Mal nos sentáramos, apareceu a ordenança à porta do vestíbulo.

— Está aí um homem do posto policial, que deseja falar com o oficial encarregado do caso. Mando-o entrar?

Heath assentiu, e um momento depois um grande irlandês vestido à paisana dava entrada na sala. Cumprimentou Heath, mas reconhecendo o Promotor, fez dele o alvo do seu relatório.

— Sou o agente McLaughlin, senhor, do posto da Rua 47, Oeste, — informou ele. — Estava de serviço nesta zona a noite passada. Mais ou menos à meia-noite, suponho eu, vi um grande Cadillac cinzento parado em frente desta casa. Chamou-me a atenção porque trazia atrás uma porção de utensílios de pesca e todos os faróis acesos. Quando ouvi hoje falar no crime, relatei isto ao sargento do posto, e ele ordenou-me que viesse aqui contar-lhe o fato.

— Perfeitamente, — comentou Markham e, com um gesto, entregou o assunto a Heath.
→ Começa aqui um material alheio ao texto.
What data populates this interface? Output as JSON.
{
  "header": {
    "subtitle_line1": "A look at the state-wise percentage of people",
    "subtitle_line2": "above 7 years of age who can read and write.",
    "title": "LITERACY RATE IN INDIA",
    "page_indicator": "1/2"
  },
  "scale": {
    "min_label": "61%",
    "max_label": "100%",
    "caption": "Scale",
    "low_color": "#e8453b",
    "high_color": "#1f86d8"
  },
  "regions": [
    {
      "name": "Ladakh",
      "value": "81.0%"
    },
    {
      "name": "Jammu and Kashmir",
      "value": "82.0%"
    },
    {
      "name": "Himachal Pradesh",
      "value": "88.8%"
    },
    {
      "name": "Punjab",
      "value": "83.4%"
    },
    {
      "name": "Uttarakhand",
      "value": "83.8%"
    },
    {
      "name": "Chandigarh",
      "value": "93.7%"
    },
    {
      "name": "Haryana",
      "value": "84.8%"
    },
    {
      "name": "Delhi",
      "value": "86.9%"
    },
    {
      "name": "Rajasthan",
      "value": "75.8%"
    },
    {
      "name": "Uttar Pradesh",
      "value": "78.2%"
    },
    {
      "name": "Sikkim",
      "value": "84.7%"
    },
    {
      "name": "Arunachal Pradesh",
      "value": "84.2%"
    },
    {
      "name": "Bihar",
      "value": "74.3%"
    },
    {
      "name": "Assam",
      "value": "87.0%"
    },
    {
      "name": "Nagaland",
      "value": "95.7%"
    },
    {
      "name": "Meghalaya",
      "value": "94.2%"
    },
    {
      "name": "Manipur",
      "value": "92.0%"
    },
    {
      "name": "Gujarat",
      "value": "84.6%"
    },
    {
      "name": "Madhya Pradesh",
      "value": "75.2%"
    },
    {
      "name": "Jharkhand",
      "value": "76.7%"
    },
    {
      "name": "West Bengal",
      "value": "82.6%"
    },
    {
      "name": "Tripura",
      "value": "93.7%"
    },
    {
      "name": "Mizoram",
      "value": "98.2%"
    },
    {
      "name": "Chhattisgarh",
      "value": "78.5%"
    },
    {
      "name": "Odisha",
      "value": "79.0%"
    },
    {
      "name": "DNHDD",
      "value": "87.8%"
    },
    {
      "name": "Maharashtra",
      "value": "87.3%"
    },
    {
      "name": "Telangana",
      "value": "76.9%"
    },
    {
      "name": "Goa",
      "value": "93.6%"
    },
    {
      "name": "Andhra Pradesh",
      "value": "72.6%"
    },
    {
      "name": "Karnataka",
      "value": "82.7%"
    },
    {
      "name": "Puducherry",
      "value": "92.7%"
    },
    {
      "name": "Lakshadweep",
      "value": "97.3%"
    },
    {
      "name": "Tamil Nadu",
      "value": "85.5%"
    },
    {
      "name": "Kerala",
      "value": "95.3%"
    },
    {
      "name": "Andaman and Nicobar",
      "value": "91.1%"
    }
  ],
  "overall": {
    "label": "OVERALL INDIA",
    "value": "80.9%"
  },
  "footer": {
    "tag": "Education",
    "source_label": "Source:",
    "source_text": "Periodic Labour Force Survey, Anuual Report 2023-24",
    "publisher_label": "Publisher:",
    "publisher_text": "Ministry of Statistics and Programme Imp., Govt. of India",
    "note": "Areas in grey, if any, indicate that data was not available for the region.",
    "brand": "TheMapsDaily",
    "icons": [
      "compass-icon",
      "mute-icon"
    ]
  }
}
— Talvez isso signifique alguma coisa, — admitiu este, duvidoso. — Quanto tempo estaria parado aqui esse carro, agente?

— Uma boa meia hora, sem dúvida. Estava ali antes da meia-noite, e quando voltei, cerca de trinta minutos após, ainda aí se achava. Quando tornei a passar, porém, já se tinha retirado.
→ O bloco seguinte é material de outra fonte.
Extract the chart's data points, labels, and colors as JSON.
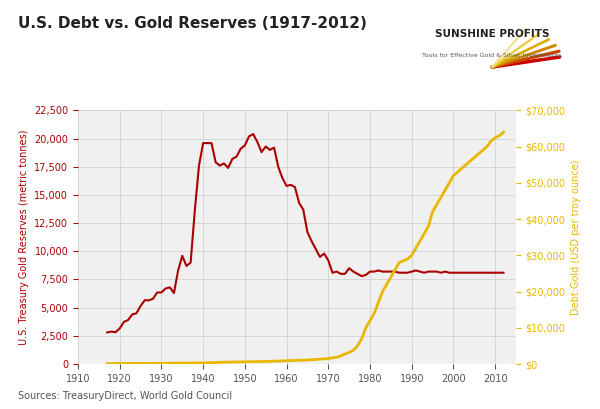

— Não viu mais nada? Ninguém no carro, ou ao pé dele, que pudesse ser o dono?

— Não, senhor. Nada vi.

Fizeram-lhe mais algumas perguntas semelhantes, mas nada mais se obteve, e despediram-no.

— Como quer que seja, — observou Heath, — a história do carro parado pode servir para entreter os jornalistas.
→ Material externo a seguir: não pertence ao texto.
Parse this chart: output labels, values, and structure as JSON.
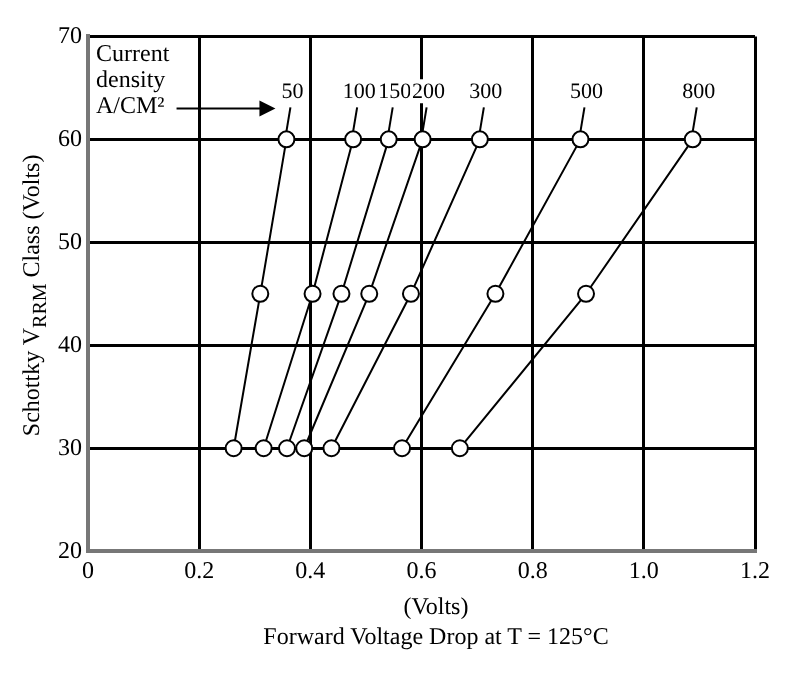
{
  "chart_data": {
    "type": "line",
    "xlabel": "(Volts)\nForward Voltage Drop at T = 125°C",
    "ylabel": "Schottky V$_{RRM}$ Class (Volts)",
    "annotations": [
      "Current density A/CM²"
    ],
    "series": [
      {
        "name": "50",
        "color": "#000000",
        "x": [
          0.262,
          0.31,
          0.357
        ],
        "values": [
          30,
          45,
          60
        ]
      },
      {
        "name": "100",
        "color": "#000000",
        "x": [
          0.316,
          0.404,
          0.477
        ],
        "values": [
          30,
          45,
          60
        ]
      },
      {
        "name": "150",
        "color": "#000000",
        "x": [
          0.358,
          0.456,
          0.541
        ],
        "values": [
          30,
          45,
          60
        ]
      },
      {
        "name": "200",
        "color": "#000000",
        "x": [
          0.389,
          0.506,
          0.602
        ],
        "values": [
          30,
          45,
          60
        ]
      },
      {
        "name": "300",
        "color": "#000000",
        "x": [
          0.438,
          0.581,
          0.705
        ],
        "values": [
          30,
          45,
          60
        ]
      },
      {
        "name": "500",
        "color": "#000000",
        "x": [
          0.565,
          0.733,
          0.886
        ],
        "values": [
          30,
          45,
          60
        ]
      },
      {
        "name": "800",
        "color": "#000000",
        "x": [
          0.669,
          0.896,
          1.088
        ],
        "values": [
          30,
          45,
          60
        ]
      }
    ],
    "xlim": [
      0,
      1.2
    ],
    "xticks": [
      0,
      0.2,
      0.4,
      0.6,
      0.8,
      {
        "value": 1.0,
        "label": "1.0"
      },
      1.2
    ],
    "ylim": [
      20,
      70
    ],
    "yticks": [
      20,
      30,
      40,
      50,
      60,
      70
    ],
    "grid": true,
    "legend": false,
    "marker": "circle",
    "line_style": "solid"
  }
}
Vance estivera sentado durante o interrogatório de McLaughlin, quase cochilando — duvido até que tenha ouvido mais do que as primeiras palavras do agente — e depois, reprimindo um bocejo, levantou-se, foi até à mesa de centro e pegou numa das pontas de cigarro que tinham sido encontradas no combustor de gás da lareira. Rolou-a entre o polegar e o indicador, esquadrinhou-a, rasgou o papel com a unha e levou o fumo assim exposto ao nariz.

Heath, que estivera a observá-lo com raiva contida, inclinou-se para diante, perguntando-lhe em tom truculento:

— Que faz o senhor?

Vance ergueu os olhos, sinceramente espantado.

— Apenas cheirando o fumo. — respondeu com indiferença condescendente. — É fraco, mas uma mistura delicada.

Os músculos da face de Heath retesaram-se, enquanto ele replicava, irado:

— Pois faria melhor deixando-o onde estava, senhor. É perito em fumos? — continuou, depois de mirar Vance de alto a baixo.

— Oh! não, — respondeu suavemente Vance. — Minha especialidade são os cartuchos em forma de escaravelho, da dinastia dos Ptolomeus.

Markham interveio, diplomaticamente:

— Na verdade, Vance, você não devia tocar em coisa alguma aqui, estando as investigações no pé em que estão. Não sabe o que pode ter importância: aqueles cotos de cigarros podem vir a ser provas significativas.

— Provas? — repetiu Vance docemente. — Quem o diria! Engraçadíssimo...

Markham estava muito contrariado, e Heath, ainda que sentindo o sangue a ferver, não fez comentário algum; até forçou um sorriso desconsolado. Sem dúvida, achou que fora um pouco abrupto com o amigo do Promotor, embora isso ainda tornasse o amigo mais merecedor da reprimenda.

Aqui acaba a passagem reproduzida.